Ilmari Käihkö’s column: In helping Ukraine, familiar and destructive wishful thinking is repeated | Columns

Ilmari Kaihkos column In helping Ukraine familiar and destructive wishful

Inflexibility in the face of facts once led to a complete defeat in the war in Afghanistan. A similar development now threatens Ukraine, Käihkö worries.

Ilmari Kaishkö Docent of Military Sciences

Ukraine is living a critical moment. Although there is international support promised for as long as the need is, the support still falters as well in Europe that Stateside. There is something darkly familiar about the situation: it resembles the events in Afghanistan.

That war lasted two decades. Just like in Ukraine, the war in Afghanistan was also accompanied by a strong moral ethos of the West: democracy and human rights had to be defended against brutal tyranny.

Strong conviction and good values ​​do not necessarily support good and responsible decision-making.

In democracies, it is ultimately the people who decide whether to go to war, and since war is terrible, related decisions are justified by values ​​rather than, for example, pure power interests.

But strong conviction and good values ​​do not necessarily support good and responsible decision-making.

This was seen in Afghanistan, where Finland, along with others, hung on to big but vague goals to promote justice.

However, vague, big goals are difficult to achieve. Our low investments and unsuitable operating methods made the mission in Afghanistan hopeless. Because of our inflexible convictions, every compromise meant betraying our own values.

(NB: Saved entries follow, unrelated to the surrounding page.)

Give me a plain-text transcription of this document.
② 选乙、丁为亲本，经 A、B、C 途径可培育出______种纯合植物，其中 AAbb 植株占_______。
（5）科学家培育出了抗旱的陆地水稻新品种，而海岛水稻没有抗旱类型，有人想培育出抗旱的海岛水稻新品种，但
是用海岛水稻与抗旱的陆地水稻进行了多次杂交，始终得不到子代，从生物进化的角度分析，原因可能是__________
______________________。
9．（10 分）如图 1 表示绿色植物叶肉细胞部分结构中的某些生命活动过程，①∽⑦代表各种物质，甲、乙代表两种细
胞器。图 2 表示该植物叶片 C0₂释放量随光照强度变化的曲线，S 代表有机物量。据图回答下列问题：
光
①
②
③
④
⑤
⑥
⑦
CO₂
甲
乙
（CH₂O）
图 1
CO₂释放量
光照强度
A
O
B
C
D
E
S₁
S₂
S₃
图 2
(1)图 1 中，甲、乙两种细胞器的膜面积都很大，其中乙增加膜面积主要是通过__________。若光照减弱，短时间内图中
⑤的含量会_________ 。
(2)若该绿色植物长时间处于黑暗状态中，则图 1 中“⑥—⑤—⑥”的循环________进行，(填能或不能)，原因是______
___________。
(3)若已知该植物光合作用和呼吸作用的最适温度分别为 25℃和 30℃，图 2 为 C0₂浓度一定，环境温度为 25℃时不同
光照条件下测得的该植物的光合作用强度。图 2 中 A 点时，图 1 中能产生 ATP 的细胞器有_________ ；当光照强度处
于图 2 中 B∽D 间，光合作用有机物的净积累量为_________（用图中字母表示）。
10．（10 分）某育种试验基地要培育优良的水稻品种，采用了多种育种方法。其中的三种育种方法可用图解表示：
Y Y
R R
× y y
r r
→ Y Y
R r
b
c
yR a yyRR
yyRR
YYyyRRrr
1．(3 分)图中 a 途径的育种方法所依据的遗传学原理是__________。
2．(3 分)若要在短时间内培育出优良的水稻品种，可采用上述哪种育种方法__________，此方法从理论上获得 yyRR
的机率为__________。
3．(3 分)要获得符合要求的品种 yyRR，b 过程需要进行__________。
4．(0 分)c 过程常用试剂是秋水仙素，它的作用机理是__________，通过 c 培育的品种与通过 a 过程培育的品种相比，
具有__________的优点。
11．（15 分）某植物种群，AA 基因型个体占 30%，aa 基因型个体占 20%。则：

Over time, we got frustrated to slow progress, and we forgot the values ​​for which we fought in Afghanistan. When the regime we supported collapsed, everyone who believed in our words was left in trouble.

Officials to our war aims was heard for example promoting gender equality and improving the status of women. After the war, the situation of women in Afghanistan is now so bad that there is no word to describe it gender apartheid.

It is not an exaggeration to saythat we lost the war in Afghanistan completely.

We are repeating the mistakes of Afghanistan in the power of naïve faith in Ukraine.

I’m afraid we’re not have learned our lesson: now we repeat the same mistakes in the power of naive faith in Ukraine.

When the Russian invasion began, our strong conviction of the rightness of the Ukrainian cause led to a duty support “solidified Ukraine’s independence, sovereignty, self-determination and territorial integrity.”

However, our strong rhetoric is alienated from reality: we help the Ukrainians to continue the war, we don’t to win the.

A key lesson of the war in Afghanistan was that complacency is dangerous. The enemies of democracy, and (in our opinion) the appeal of their repulsive policies, should not be underestimated.

Another Afghanistan lesson is that there is not wise holding tight to everything if it only leads to losing everything in the end.

The danger of a strong conviction is blackness, an inflexibility alienated from reality. In Afghanistan, it led to bad decisions and ultimately fiasco.

We are helping the Ukrainians to continue the war, not win it.

The same mistakes seem to continue in Ukraine. Even now we lack an idea of ​​how profit or even that achievement enabling strategy seem

Supporting Ukraine only to continue the war tells about wishful thinking. We are just waiting for some surprising turn to save us and Ukraine from the difficult situation.

The idea is like Alice’s Adventures in Wonderland –the novel With a grinning cat: if you don’t know where you want to go, it doesn’t matter which road you choose. However, responsible politics must be based on facts – not wishful thinking. And on the other hand – like the character in the novel Irvikissa: it is impossible to form a good goal and a strategy that matches the means, if you don’t know what you want.

I’m afraid the story Afghanistan repeats itself: we enable the war to continue with no apparent end. At some point, it becomes undeniable that we have demanded more than we have been prepared to invest in. If this happens, we will also pull the rug from under the Ukrainians’ feet.

Everything possible must be done so that it does not happen. Already because, unlike in Afghanistan, we have much stronger selfish interests in Ukraine. Preventing the collapse of Ukraine is both morally right and strategically wise.

Currently, the outcome of the war in Ukraine will be worse than it could be. A better result can only be reached the facts with a recognition strategy.

Ilmari Käihkö

The author is a military scientist who believes that we have a duty to learn from the wars that have already been fought – and above all the ones that have been lost – for future ones.